Upon recalling that {a_\mathfrak p = 2 \sqrt{\mathrm{N}\mathfrak p} \cos \theta_\mathfrak p}, we derive

\displaystyle \xi(\mathfrak p) = \exp(\pm i \theta_\mathfrak p).

This is enough to determine the entire {\xi} since {\xi} is multiplicative.

So this is the result: let {E/\mathbb Q} be an elliptic curve of conductor {N}. Given our quadratic number field {K}, we define a map {\xi} from prime ideals of {\mathcal O_K} to the unit circle in {\mathbb C} by

\displaystyle \mathfrak p \mapsto \begin{cases} \exp(\pm i \theta_\mathfrak p) & \gcd(\mathrm{N}\mathfrak p, N) = 1 \\ 0 & \gcd(\mathrm{N}\mathfrak p, N) > 1. \end{cases}

Thus {\xi} is a Hecke Grössencharakter for some choice of {\pm} at each {\mathfrak p}.

It turns out furthermore that {\xi} has frequency {1}, which roughly means that the argument of {\xi\left( (\pi) \right)} is related to {1} times the argument of {\pi} itself. This fact is what explains the mysterious connection between the {a_p} and the solutions above.

6. Linnik-Type Result

With this in mind, I can now frame the main question: suppose we have an interval {[\alpha, \beta] \subset [0,\pi]}. What’s the first prime {p} such that {\theta_p \in [\alpha, \beta]}? We’d love to have some analog of Linnik’s Theorem here.
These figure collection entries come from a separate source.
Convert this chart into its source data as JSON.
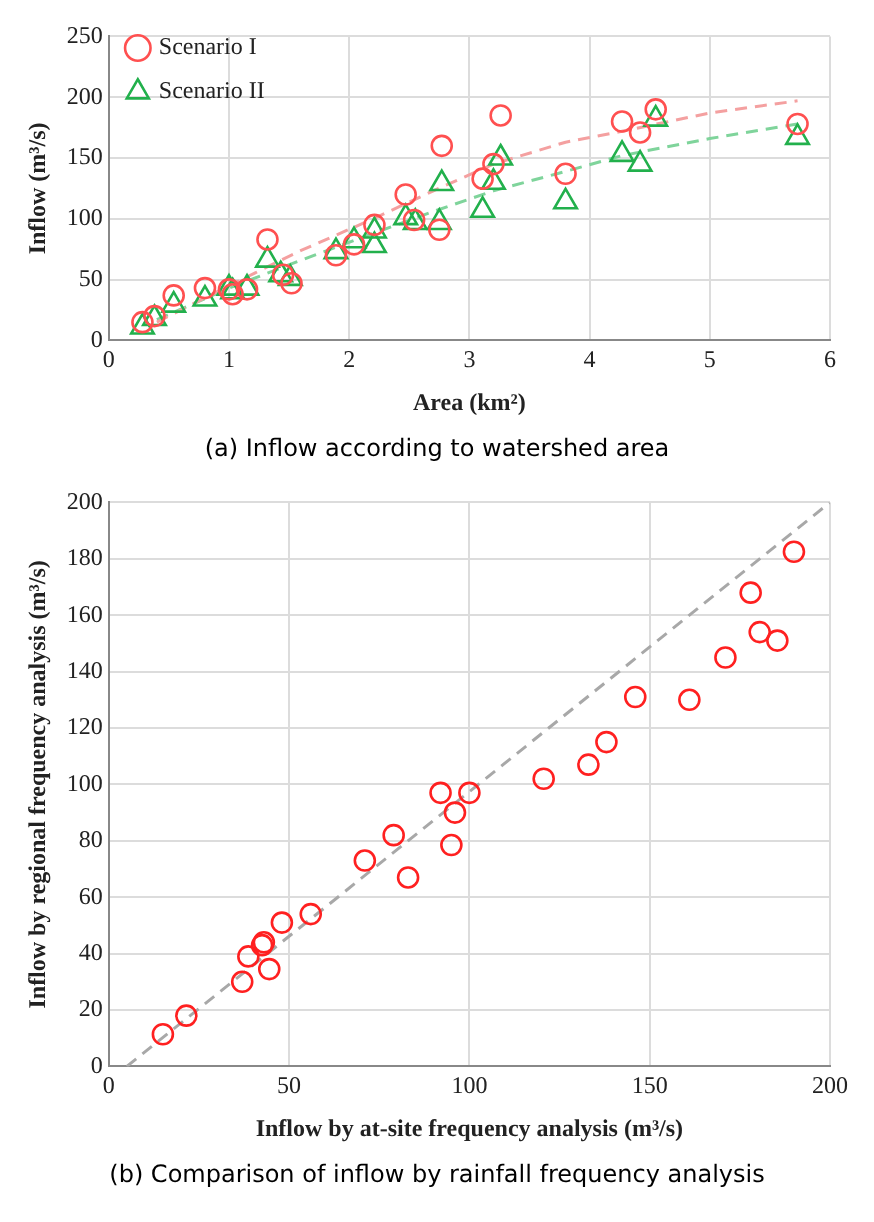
{
  "chart_data": [
    {
      "type": "scatter",
      "xlabel": "Area (km²)",
      "ylabel": "Inflow (m³/s)",
      "xlim": [
        0,
        6
      ],
      "xticks": [
        0,
        1,
        2,
        3,
        4,
        5,
        6
      ],
      "ylim": [
        0,
        250
      ],
      "yticks": [
        0,
        50,
        100,
        150,
        200,
        250
      ],
      "grid": true,
      "legend": "top left",
      "annotations": [
        "(a) Inflow according to watershed area"
      ],
      "series": [
        {
          "name": "Scenario I",
          "color": "#ff5050",
          "marker": "circle",
          "x": [
            0.28,
            0.38,
            0.54,
            0.8,
            1.0,
            1.03,
            1.15,
            1.32,
            1.45,
            1.52,
            1.89,
            2.04,
            2.21,
            2.47,
            2.54,
            2.75,
            2.77,
            3.11,
            3.2,
            3.26,
            3.8,
            4.27,
            4.42,
            4.55,
            5.73
          ],
          "values": [
            15,
            20,
            37,
            43,
            42,
            38,
            42,
            83,
            54,
            47,
            70,
            79,
            95,
            120,
            99,
            91,
            160,
            133,
            145,
            185,
            137,
            180,
            171,
            190,
            178
          ]
        },
        {
          "name": "Scenario II",
          "color": "#22b04c",
          "marker": "triangle",
          "x": [
            0.28,
            0.38,
            0.54,
            0.8,
            1.0,
            1.03,
            1.15,
            1.32,
            1.43,
            1.51,
            1.89,
            2.04,
            2.21,
            2.21,
            2.47,
            2.55,
            2.75,
            2.77,
            3.11,
            3.2,
            3.26,
            3.8,
            4.27,
            4.42,
            4.55,
            5.73
          ],
          "values": [
            11,
            18,
            29,
            34,
            43,
            40,
            43,
            66,
            54,
            51,
            73,
            82,
            90,
            78,
            101,
            97,
            97,
            129,
            107,
            130,
            150,
            114,
            153,
            145,
            182,
            167
          ]
        },
        {
          "type": "line",
          "color": "#f4a0a0",
          "marker": "none",
          "line_style": "dashed",
          "x": [
            0.4,
            1,
            1.6,
            2.2,
            2.7,
            3.2,
            3.8,
            4.27,
            5,
            5.73
          ],
          "values": [
            15,
            45,
            74,
            100,
            123,
            145,
            163,
            172,
            187,
            197
          ]
        },
        {
          "type": "line",
          "color": "#7fd49b",
          "marker": "none",
          "line_style": "dashed",
          "x": [
            0.4,
            1,
            1.6,
            2.2,
            2.7,
            3.2,
            3.8,
            4.27,
            5,
            5.73
          ],
          "values": [
            17,
            43,
            66,
            88,
            106,
            123,
            139,
            152,
            166,
            178
          ]
        }
      ]
    },
    {
      "type": "scatter",
      "xlabel": "Inflow by at-site frequency analysis (m³/s)",
      "ylabel": "Inflow by regional frequency analysis (m³/s)",
      "xlim": [
        0,
        200
      ],
      "xticks": [
        0,
        50,
        100,
        150,
        200
      ],
      "ylim": [
        0,
        200
      ],
      "yticks": [
        0,
        20,
        40,
        60,
        80,
        100,
        120,
        140,
        160,
        180,
        200
      ],
      "grid": true,
      "annotations": [
        "(b) Comparison of inflow by rainfall frequency analysis"
      ],
      "series": [
        {
          "color": "#ff2020",
          "marker": "circle",
          "x": [
            15,
            21.5,
            37,
            38.7,
            42.5,
            43,
            44.5,
            48,
            56,
            71,
            79,
            83,
            92,
            95,
            96,
            100,
            120.6,
            133,
            138,
            146,
            161,
            171,
            178,
            180.5,
            185.4,
            190
          ],
          "values": [
            11.4,
            18,
            30,
            39,
            43,
            44,
            34.5,
            51,
            54,
            73,
            82,
            67,
            97,
            78.5,
            90,
            97,
            102,
            107,
            115,
            131,
            130,
            145,
            168,
            154,
            151,
            182.5
          ]
        },
        {
          "type": "line",
          "color": "#a8a8a8",
          "marker": "none",
          "line_style": "dashed",
          "x": [
            5,
            200
          ],
          "values": [
            0,
            200
          ]
        }
      ]
    }
  ]
}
This was our project and the REU, and Ashvin, Peter and I proved that

Theorem 5

If a rational {E} has CM then the least prime {p} with {\theta_p \in [\alpha,\beta]} is

\displaystyle \ll \left( \frac{N}{\beta-\alpha} \right)^A.

I might blog later about what else goes into the proof of this. . . but Deuring’s result is one key ingredient, and a proof of an analogous theorem for non-CM curves would have to be very different.